The wall, looming above me, steel metal plates leaving only a small gap. Barbed wire meticulously placed. To reduce fear. Fear. We see immigrants as inhuman and as statistics, but do we really know who they are?

On March 27, Shelley, a professor from Simmons University on a sabbatical with her husband Jonathan, met with us to discuss the history behind the US-Mexican border. I was uneducated before her presentation since I have always lived in the Connecticut bubble of  gathering information and developing my opinions based on only the media. Her presentation discussed all the wrongdoings of the United States in regards to immigration, as well as allowed me to develop a whole new perspective. One of the statistics that resonated with me was that the number of border patrol agents have increased from 4,100 to 23,600 agents from 1992-2018. This statistic made me realize the vast amount of resources the United States government has put into the process of dehumanization, the wall.

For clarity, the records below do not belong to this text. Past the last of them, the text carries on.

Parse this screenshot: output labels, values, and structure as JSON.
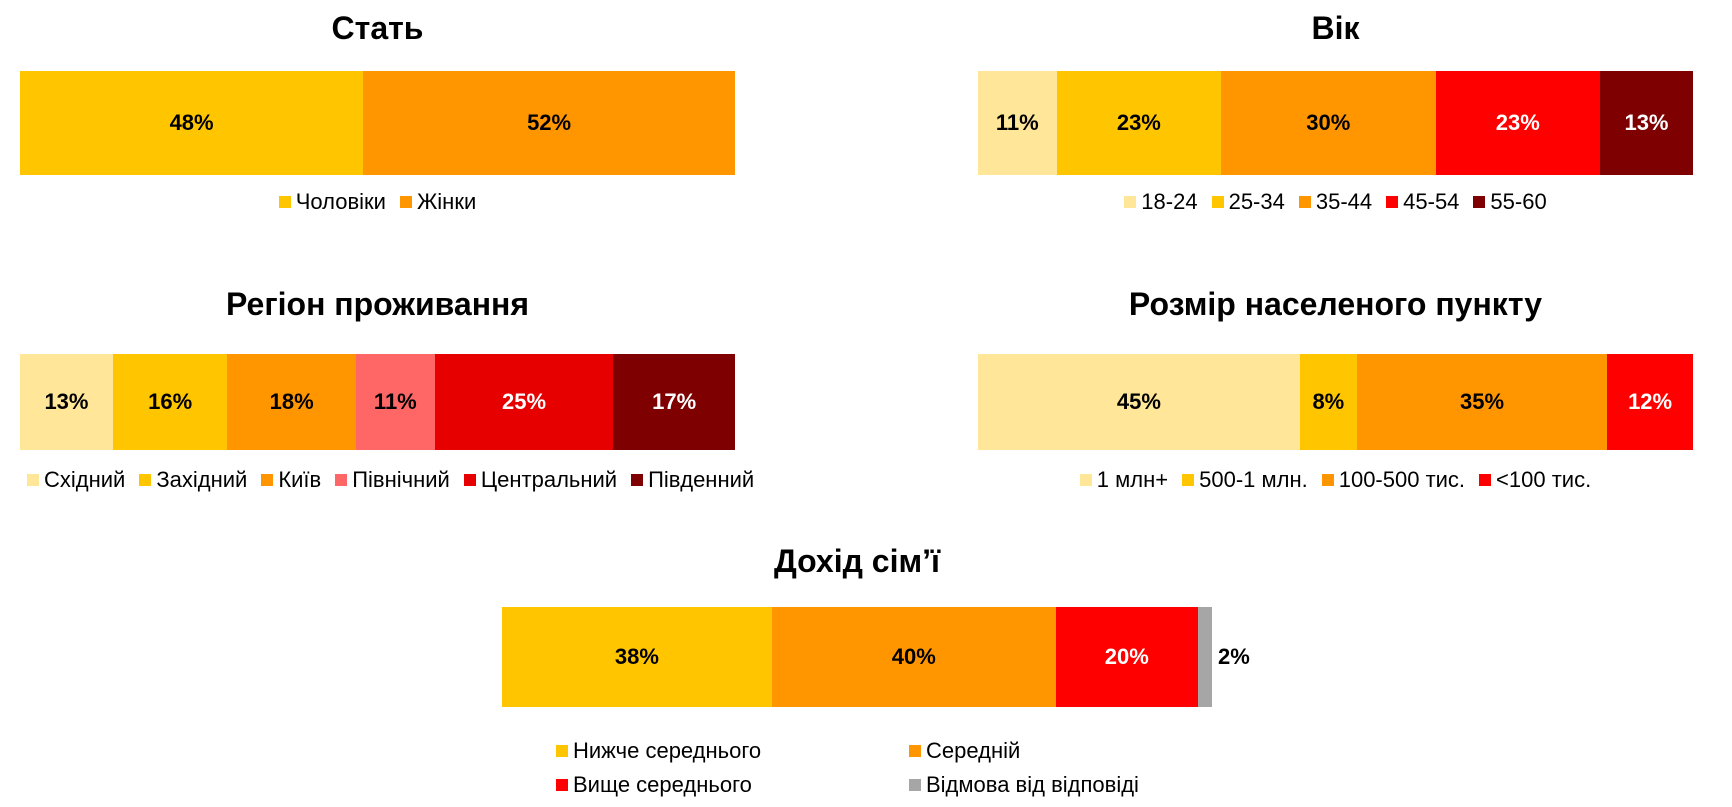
{
  "chart_data": [
    {
      "type": "bar",
      "id": "gender",
      "title": "Стать",
      "orientation": "horizontal-stacked-100",
      "series": [
        {
          "name": "Чоловіки",
          "value": 48,
          "label": "48%",
          "color": "#FFC600",
          "text_color": "#000000"
        },
        {
          "name": "Жінки",
          "value": 52,
          "label": "52%",
          "color": "#FF9600",
          "text_color": "#000000"
        }
      ]
    },
    {
      "type": "bar",
      "id": "age",
      "title": "Вік",
      "orientation": "horizontal-stacked-100",
      "series": [
        {
          "name": "18-24",
          "value": 11,
          "label": "11%",
          "color": "#FFE699",
          "text_color": "#000000"
        },
        {
          "name": "25-34",
          "value": 23,
          "label": "23%",
          "color": "#FFC600",
          "text_color": "#000000"
        },
        {
          "name": "35-44",
          "value": 30,
          "label": "30%",
          "color": "#FF9600",
          "text_color": "#000000"
        },
        {
          "name": "45-54",
          "value": 23,
          "label": "23%",
          "color": "#FF0000",
          "text_color": "#FFFFFF"
        },
        {
          "name": "55-60",
          "value": 13,
          "label": "13%",
          "color": "#7F0000",
          "text_color": "#FFFFFF"
        }
      ]
    },
    {
      "type": "bar",
      "id": "region",
      "title": "Регіон проживання",
      "orientation": "horizontal-stacked-100",
      "series": [
        {
          "name": "Східний",
          "value": 13,
          "label": "13%",
          "color": "#FFE699",
          "text_color": "#000000"
        },
        {
          "name": "Західний",
          "value": 16,
          "label": "16%",
          "color": "#FFC600",
          "text_color": "#000000"
        },
        {
          "name": "Київ",
          "value": 18,
          "label": "18%",
          "color": "#FF9600",
          "text_color": "#000000"
        },
        {
          "name": "Північний",
          "value": 11,
          "label": "11%",
          "color": "#FF6666",
          "text_color": "#000000"
        },
        {
          "name": "Центральний",
          "value": 25,
          "label": "25%",
          "color": "#E60000",
          "text_color": "#FFFFFF"
        },
        {
          "name": "Південний",
          "value": 17,
          "label": "17%",
          "color": "#7F0000",
          "text_color": "#FFFFFF"
        }
      ]
    },
    {
      "type": "bar",
      "id": "settlement",
      "title": "Розмір населеного пункту",
      "orientation": "horizontal-stacked-100",
      "series": [
        {
          "name": "1 млн+",
          "value": 45,
          "label": "45%",
          "color": "#FFE699",
          "text_color": "#000000"
        },
        {
          "name": "500-1 млн.",
          "value": 8,
          "label": "8%",
          "color": "#FFC600",
          "text_color": "#000000"
        },
        {
          "name": "100-500 тис.",
          "value": 35,
          "label": "35%",
          "color": "#FF9600",
          "text_color": "#000000"
        },
        {
          "name": "<100 тис.",
          "value": 12,
          "label": "12%",
          "color": "#FF0000",
          "text_color": "#FFFFFF"
        }
      ]
    },
    {
      "type": "bar",
      "id": "income",
      "title": "Дохід сім’ї",
      "orientation": "horizontal-stacked-100",
      "series": [
        {
          "name": "Нижче середнього",
          "value": 38,
          "label": "38%",
          "color": "#FFC600",
          "text_color": "#000000"
        },
        {
          "name": "Середній",
          "value": 40,
          "label": "40%",
          "color": "#FF9600",
          "text_color": "#000000"
        },
        {
          "name": "Вище середнього",
          "value": 20,
          "label": "20%",
          "color": "#FF0000",
          "text_color": "#FFFFFF"
        },
        {
          "name": "Відмова від відповіді",
          "value": 2,
          "label": "2%",
          "color": "#A6A6A6",
          "text_color": "#000000",
          "label_outside": true
        }
      ]
    }
  ]
}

Not only did we meet Shelley but we also met with a man named Balty. Balty is an educator, and a powerhouse at that. He started his own school called Mexicayotl for grades K-8 after teaching in public schools for many years. His belief was that public school limited students from experiential learning, and with that, he stated that his school is all about figuring out who you really are in order to know where you want to go in life. Education has always been an important factor in my life with my mom working in a school system and my desire to pursue education as a career, and he inspired me significantly. Also, his school is top three in the nation and has won a blue ribbon. He taught me that learning by experience is just as beneficial as traditional learning, if not more.

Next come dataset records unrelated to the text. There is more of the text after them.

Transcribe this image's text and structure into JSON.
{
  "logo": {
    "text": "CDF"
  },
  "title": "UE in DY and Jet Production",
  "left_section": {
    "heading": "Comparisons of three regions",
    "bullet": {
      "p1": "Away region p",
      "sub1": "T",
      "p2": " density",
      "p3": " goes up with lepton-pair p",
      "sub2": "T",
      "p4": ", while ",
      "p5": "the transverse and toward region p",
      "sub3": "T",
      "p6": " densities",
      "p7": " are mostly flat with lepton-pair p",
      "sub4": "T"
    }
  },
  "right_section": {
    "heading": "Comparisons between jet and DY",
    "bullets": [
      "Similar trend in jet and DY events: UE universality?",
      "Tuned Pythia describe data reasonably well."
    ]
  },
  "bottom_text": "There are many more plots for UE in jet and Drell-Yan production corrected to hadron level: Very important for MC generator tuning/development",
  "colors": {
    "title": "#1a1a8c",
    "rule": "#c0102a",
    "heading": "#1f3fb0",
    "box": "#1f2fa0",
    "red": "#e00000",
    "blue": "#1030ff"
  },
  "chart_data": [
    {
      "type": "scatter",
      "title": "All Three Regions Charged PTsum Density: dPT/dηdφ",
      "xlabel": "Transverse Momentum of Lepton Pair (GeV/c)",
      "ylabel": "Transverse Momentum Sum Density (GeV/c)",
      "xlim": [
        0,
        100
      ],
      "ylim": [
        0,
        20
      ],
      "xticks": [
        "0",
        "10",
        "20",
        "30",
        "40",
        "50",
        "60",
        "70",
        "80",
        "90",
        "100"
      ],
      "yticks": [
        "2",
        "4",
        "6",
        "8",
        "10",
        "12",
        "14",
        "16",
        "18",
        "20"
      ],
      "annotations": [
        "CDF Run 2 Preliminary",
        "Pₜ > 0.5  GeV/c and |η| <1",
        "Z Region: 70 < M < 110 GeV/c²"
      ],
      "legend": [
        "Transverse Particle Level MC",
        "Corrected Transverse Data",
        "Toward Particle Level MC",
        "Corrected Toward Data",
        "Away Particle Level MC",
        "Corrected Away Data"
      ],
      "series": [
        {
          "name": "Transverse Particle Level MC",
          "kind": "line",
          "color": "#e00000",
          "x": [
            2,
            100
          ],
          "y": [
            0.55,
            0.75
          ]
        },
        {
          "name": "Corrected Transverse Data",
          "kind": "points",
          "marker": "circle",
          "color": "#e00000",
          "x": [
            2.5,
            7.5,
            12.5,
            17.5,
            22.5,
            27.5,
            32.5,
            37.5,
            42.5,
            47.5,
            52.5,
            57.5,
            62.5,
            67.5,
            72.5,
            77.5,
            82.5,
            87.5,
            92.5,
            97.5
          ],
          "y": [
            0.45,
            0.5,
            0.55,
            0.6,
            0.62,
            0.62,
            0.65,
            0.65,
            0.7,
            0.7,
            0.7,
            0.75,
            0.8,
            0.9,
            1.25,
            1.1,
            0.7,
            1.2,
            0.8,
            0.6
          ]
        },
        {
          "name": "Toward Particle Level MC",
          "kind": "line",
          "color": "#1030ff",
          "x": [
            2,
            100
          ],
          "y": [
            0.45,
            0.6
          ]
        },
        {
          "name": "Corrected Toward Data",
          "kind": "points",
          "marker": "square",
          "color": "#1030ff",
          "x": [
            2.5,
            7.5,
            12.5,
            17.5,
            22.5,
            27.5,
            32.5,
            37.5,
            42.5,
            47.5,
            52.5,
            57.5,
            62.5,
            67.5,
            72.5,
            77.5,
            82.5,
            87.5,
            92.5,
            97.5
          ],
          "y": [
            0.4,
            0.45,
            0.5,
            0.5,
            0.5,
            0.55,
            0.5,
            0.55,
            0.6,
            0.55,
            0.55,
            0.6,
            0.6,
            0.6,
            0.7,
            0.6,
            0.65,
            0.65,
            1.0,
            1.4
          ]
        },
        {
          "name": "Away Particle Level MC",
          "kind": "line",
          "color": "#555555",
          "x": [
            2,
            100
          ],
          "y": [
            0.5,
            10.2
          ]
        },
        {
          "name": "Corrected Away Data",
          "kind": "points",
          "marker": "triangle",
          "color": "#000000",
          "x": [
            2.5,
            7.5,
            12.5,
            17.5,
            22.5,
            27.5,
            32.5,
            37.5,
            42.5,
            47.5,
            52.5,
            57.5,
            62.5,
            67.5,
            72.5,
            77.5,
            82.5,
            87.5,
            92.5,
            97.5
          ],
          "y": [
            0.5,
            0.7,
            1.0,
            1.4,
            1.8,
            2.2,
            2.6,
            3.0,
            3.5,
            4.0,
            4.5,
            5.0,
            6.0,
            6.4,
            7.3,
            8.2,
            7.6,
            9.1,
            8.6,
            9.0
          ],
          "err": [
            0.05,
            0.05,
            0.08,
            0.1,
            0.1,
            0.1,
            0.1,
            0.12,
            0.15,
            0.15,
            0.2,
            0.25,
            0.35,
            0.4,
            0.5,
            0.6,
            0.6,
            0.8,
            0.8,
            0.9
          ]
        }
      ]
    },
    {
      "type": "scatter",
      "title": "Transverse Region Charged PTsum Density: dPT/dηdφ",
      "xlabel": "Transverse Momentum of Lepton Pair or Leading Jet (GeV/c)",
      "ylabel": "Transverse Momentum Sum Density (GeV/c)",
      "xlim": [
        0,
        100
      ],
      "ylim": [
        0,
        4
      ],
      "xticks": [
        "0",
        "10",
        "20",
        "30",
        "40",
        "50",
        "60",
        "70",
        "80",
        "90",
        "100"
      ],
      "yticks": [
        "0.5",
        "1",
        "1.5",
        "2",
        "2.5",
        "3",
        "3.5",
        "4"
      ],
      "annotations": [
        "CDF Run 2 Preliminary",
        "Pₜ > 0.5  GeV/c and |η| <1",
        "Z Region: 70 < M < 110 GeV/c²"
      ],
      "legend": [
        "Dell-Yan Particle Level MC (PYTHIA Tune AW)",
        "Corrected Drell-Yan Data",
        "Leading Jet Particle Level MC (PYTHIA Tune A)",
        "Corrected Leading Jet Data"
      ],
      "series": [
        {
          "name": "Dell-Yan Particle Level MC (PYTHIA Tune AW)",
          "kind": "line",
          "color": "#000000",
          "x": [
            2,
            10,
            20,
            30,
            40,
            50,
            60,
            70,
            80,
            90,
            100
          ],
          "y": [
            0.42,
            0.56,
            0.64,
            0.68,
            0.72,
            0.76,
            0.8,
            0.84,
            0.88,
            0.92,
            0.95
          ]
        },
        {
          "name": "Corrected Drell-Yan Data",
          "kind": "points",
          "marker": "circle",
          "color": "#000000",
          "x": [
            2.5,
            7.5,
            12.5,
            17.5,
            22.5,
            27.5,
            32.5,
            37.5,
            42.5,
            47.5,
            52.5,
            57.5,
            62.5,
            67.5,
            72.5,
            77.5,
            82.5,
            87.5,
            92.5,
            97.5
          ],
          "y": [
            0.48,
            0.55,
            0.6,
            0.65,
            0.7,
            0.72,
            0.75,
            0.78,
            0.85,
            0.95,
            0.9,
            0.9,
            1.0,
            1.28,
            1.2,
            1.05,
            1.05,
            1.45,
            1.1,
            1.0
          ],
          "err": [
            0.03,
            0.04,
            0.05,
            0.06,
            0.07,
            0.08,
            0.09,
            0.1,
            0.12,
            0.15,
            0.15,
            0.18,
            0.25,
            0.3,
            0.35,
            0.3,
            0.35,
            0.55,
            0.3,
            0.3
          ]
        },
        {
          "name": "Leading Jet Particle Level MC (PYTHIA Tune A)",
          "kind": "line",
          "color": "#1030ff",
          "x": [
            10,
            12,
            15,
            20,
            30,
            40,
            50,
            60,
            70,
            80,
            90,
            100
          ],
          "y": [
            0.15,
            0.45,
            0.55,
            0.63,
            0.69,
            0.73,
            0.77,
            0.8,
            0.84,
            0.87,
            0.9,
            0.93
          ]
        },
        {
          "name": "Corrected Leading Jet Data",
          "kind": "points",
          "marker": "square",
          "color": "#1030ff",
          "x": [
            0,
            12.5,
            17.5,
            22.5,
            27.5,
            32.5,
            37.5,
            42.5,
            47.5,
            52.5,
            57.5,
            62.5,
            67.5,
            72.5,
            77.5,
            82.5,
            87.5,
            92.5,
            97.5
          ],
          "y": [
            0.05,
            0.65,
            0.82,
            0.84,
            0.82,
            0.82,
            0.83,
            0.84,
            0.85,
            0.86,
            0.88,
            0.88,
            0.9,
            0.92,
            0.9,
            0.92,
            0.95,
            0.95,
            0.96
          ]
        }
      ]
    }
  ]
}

Part of our time with Shelley and Balty was on action planning and how we can carry out and use our new knowledge to benefit society and make systemic and social changes. During this time I was able to speak one on one with Balty on education, specifically equity and how he developed his school. I learned that he is probably one of the coolest people I have met thus far, and he lit a fire under me to want to create change. Additionally, at this time I made a goal about an action I want to take back to my community which reinforced my passion for equity and access in education.

Overall, this time with Shelley and Balty has been very reformative in relation to my previous opinions, ideas, and values and of course, I have learned a ton. I hope one day I can cross paths with Shelley and Balty again.